Le sentenze del TAR sono 𝗶𝗺𝗺𝗲𝗱𝗶𝗮𝘁𝗮𝗺𝗲𝗻𝘁𝗲 𝗲𝘀𝗲𝗴𝘂𝗶𝗯𝗶𝗹𝗶 𝗮𝗻𝗰𝗵𝗲 𝗽𝗿𝗶𝗺𝗮 𝗱𝗲𝗹 𝗽𝗮𝘀𝘀𝗮𝗴𝗴𝗶𝗼 𝗶𝗻 𝗴𝗶𝘂𝗱𝗶𝗰𝗮𝘁𝗼: l'inerzia non è mai giustificata.

📌 𝗟𝗔 𝗩𝗜𝗖𝗘𝗡𝗗𝗔
Il nostro assistito aveva ottenuto un'ordinanza di accesso agli atti ex art. 116 c.p.a. e una sentenza che ordinava la rivalutazione della propria istanza.
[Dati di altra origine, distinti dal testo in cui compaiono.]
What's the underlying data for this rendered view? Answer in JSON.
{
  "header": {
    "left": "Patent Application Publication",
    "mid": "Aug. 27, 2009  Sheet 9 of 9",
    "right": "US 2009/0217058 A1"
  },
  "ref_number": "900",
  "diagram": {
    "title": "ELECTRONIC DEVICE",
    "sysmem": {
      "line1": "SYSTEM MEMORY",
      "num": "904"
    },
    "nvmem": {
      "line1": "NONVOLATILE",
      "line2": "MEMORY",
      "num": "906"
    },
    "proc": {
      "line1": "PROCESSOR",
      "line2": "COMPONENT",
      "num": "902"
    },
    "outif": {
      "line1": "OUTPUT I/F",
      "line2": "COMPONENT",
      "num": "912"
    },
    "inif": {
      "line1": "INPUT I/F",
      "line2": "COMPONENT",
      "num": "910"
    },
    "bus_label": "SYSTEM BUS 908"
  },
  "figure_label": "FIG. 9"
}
L'Ateneo, però, aveva consegnato solo parte dei documenti, non aveva corrisposto le spese liquidate e, malgrado formale diffida, non aveva riavviato il procedimento: lo ha fatto solo dopo il deposito del ricorso per ottemperanza, concludendolo a oltre cinque mesi e mezzo dalla sentenza.

⚖️ 𝗟𝗔 𝗗𝗘𝗖𝗜𝗦𝗜𝗢𝗡𝗘
Il TAR ha ordinato l'𝗲𝘀𝗶𝗯𝗶𝘇𝗶𝗼𝗻𝗲 𝗶𝗻𝘁𝗲𝗴𝗿𝗮𝗹𝗲 dei documenti entro 30 giorni – precisando che l'eventuale inesistenza degli atti va certificata con 𝗳𝗼𝗿𝗺𝗮𝗹𝗲 𝗮𝘁𝘁𝗲𝘀𝘁𝗮𝘇𝗶𝗼𝗻𝗲 𝗱𝗲𝗹 𝗗𝗶𝗿𝗲𝘁𝘁𝗼𝗿𝗲 𝗴𝗲𝗻𝗲𝗿𝗮𝗹𝗲, non con una mera dichiarazione difensiva – e il pagamento delle spese già liquidate.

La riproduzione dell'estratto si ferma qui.